Fugue à deux voix Alixe Sylvestre ETT / Collection Dépendance. 167 pages
Cet été-là
Eté, c’est aussi le participe passé du verbe être. C’est dire si cette saison-là est périssable...
Venons-en aux faits, sans plus tarder, sinon, dans quelques instants, j’aurai encore vieilli, moi, Jeanne, et c’est pas bon, pas bon du tout, comme elles disent, les vauriennes issues de mes gènes.
Le 6 juillet 2017, ta mère, chère Camélia, ne s’est pas trop inquiétée vers vingt heures, même si, en réponse à sa question formulée à dix-huit heures, depuis la fenêtre de la cuisine, tu lui as aboyé de la cour, à califourchon sur ton scooter neuf, violine, que tu serais là pour bouffer. Prise en étau dans ton jean troué, moulée dans ton tee-shirt couleur peau, tu lui as encore balancé ce post-it doucereux : Fais quelque chose de mangeable, pour une fois. Après avoir accordé à ta mère un regard noir forçant d’un ton la teinte naturelle de tes iris ultra-marine, tu as alors bourré ta mi-longue crinière flamboyante dans ton casque. Mais ta mère ne regardait déjà plus de ton côté et tu as démarré en trombe, tétons pointés dans le vent tiède. Sans un au revoir, sans un adieu. Espèce de mal élevée ! Tu as foutu le camp ! J’emprunte parfois des expressions désuètes à ma mère, une rurale qui avait un vocabulaire populaire expressif. Allons, je digresse - comment disait-elle, déjà, ma mère ? Elle avait un nom pour ça, les racontotes - et déjà, tu ne m’écoutes plus.
Tu n’as jamais été patiente, ni ponctuelle, ni le contraire, d’ailleurs. Ta vie t’appartient point barre et tu te bichonnes l’emploi du temps qui te chante. Tu échappes aux définitions. Tu nous échappes, Camélia. Ca-mé-lia. Et surtout pas Cam’ comme s’autorisent certains qui ne sont pas tes intimes. Nous aussi, tes proches, tant que tu ignorais ce que l’apocope cam’ pouvait suggérer. Tu le tolères encore ce diminutif quand c’est Jasmin qui l’emploie, ta sœur jumelle, la Jasme ainsi rebaptisée dans l’intimité familiale.

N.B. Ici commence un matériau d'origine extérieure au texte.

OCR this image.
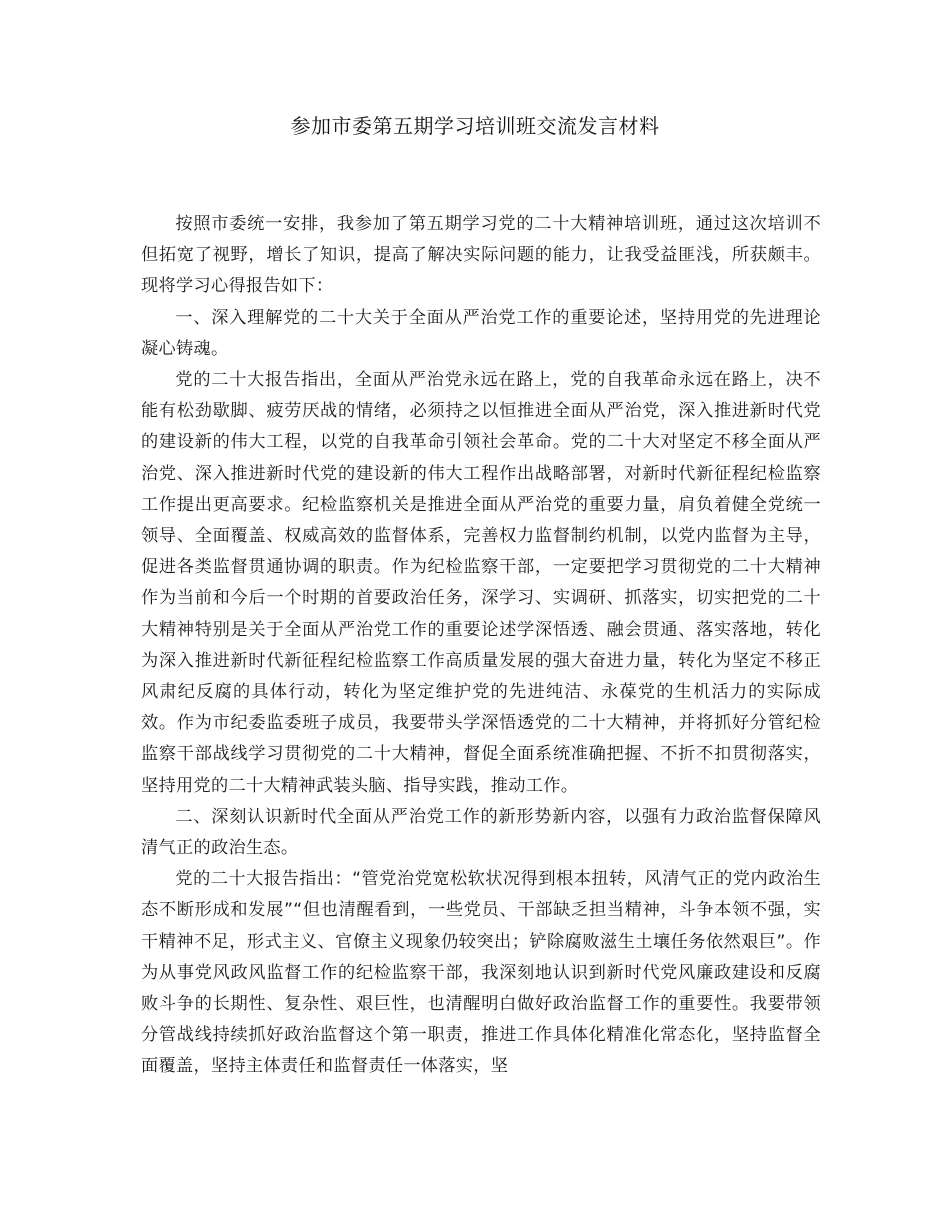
参加市委第五期学习培训班交流发言材料

按照市委统一安排，我参加了第五期学习党的二十大精神培训班，通过这次培训不但拓宽了视野，增长了知识，提高了解决实际问题的能力，让我受益匪浅，所获颇丰。现将学习心得报告如下：

一、深入理解党的二十大关于全面从严治党工作的重要论述，坚持用党的先进理论凝心铸魂。

党的二十大报告指出，全面从严治党永远在路上，党的自我革命永远在路上，决不能有松劲歇脚、疲劳厌战的情绪，必须持之以恒推进全面从严治党，深入推进新时代党的建设新的伟大工程，以党的自我革命引领社会革命。党的二十大对坚定不移全面从严治党、深入推进新时代党的建设新的伟大工程作出战略部署，对新时代新征程纪检监察工作提出更高要求。纪检监察机关是推进全面从严治党的重要力量，肩负着健全党统一领导、全面覆盖、权威高效的监督体系，完善权力监督制约机制，以党内监督为主导，促进各类监督贯通协调的职责。作为纪检监察干部，一定要把学习贯彻党的二十大精神作为当前和今后一个时期的首要政治任务，深学习、实调研、抓落实，切实把党的二十大精神特别是关于全面从严治党工作的重要论述学深悟透、融会贯通、落实落地，转化为深入推进新时代新征程纪检监察工作高质量发展的强大奋进力量，转化为坚定不移正风肃纪反腐的具体行动，转化为坚定维护党的先进纯洁、永葆党的生机活力的实际成效。作为市纪委监委班子成员，我要带头学深悟透党的二十大精神，并将抓好分管纪检监察干部战线学习贯彻党的二十大精神，督促全面系统准确把握、不折不扣贯彻落实，坚持用党的二十大精神武装头脑、指导实践，推动工作。

二、深刻认识新时代全面从严治党工作的新形势新内容，以强有力政治监督保障风清气正的政治生态。

党的二十大报告指出：“管党治党宽松软状况得到根本扭转，风清气正的党内政治生态不断形成和发展”“但也清醒看到，一些党员、干部缺乏担当精神，斗争本领不强，实干精神不足，形式主义、官僚主义现象仍较突出；铲除腐败滋生土壤任务依然艰巨”。作为从事党风政风监督工作的纪检监察干部，我深刻地认识到新时代党风廉政建设和反腐败斗争的长期性、复杂性、艰巨性，也清醒明白做好政治监督工作的重要性。我要带领分管战线持续抓好政治监督这个第一职责，推进工作具体化精准化常态化，坚持监督全面覆盖，坚持主体责任和监督责任一体落实，坚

Sans se tracasser outre mesure, ta maman entraînée à la mansuétude, a maintenu les crêpes fourrées au jambon dans le four tiède, le nez dans son bouquin « La salle d‘attente », télé allumée. Elle venait de s’octroyer deux semaines sur ses congés d’été, les suivantes, elle se les réservait pour plus tard, prudente comme toujours. Pas de réservation en vue. Elle profiterait de ce temps censé être libre pour ranger l’appartement et lire les ouvrages que son entourage professionnel lui avait conseillés, en rapport avec son milieu médical.
Une consciencieuse, ta mère, bien vue de sa hiérarchie, appréciée par son entourage. une infirmière telle qu’on se la représente. Affable, empathique. Barbara Tallandier-Mazard. 46 ans. La femme que tout le monde adore et qui pourtant, dort seule. Divorcée de Robert Mazard depuis sept ans, les jumelles entraient au CM, un ou deux je ne sais plus. Peu importe !
Patiemment, Barbara a attendu, espéré, puis a sorti les crêpes du four quand elle a estimé qu’elles étaient immangeables, les a jetées à la poubelle, calmement, en songeant à toutes les fois où tu avais fait ce geste. Même les fois où le plat était soigneusement préparé, parfaitement gratiné.
La fenêtre était grande ouverte. La température du four avait reflué, pas celle de l’atmosphère, encore trente-trois degrés à 21 heures. Des chauves-souris furtives se prenaient pour des hirondelles. Les gens étaient assis dehors plutôt que dedans. L’atmosphère puait le barbecue quand la graisse des merguez recuit sur les braises. Des éclats de rire fusaient comme des feux d’artifice. L’été, quoi ! A peine déballé, un rien débraillé, celui de juillet, craquant de promesses.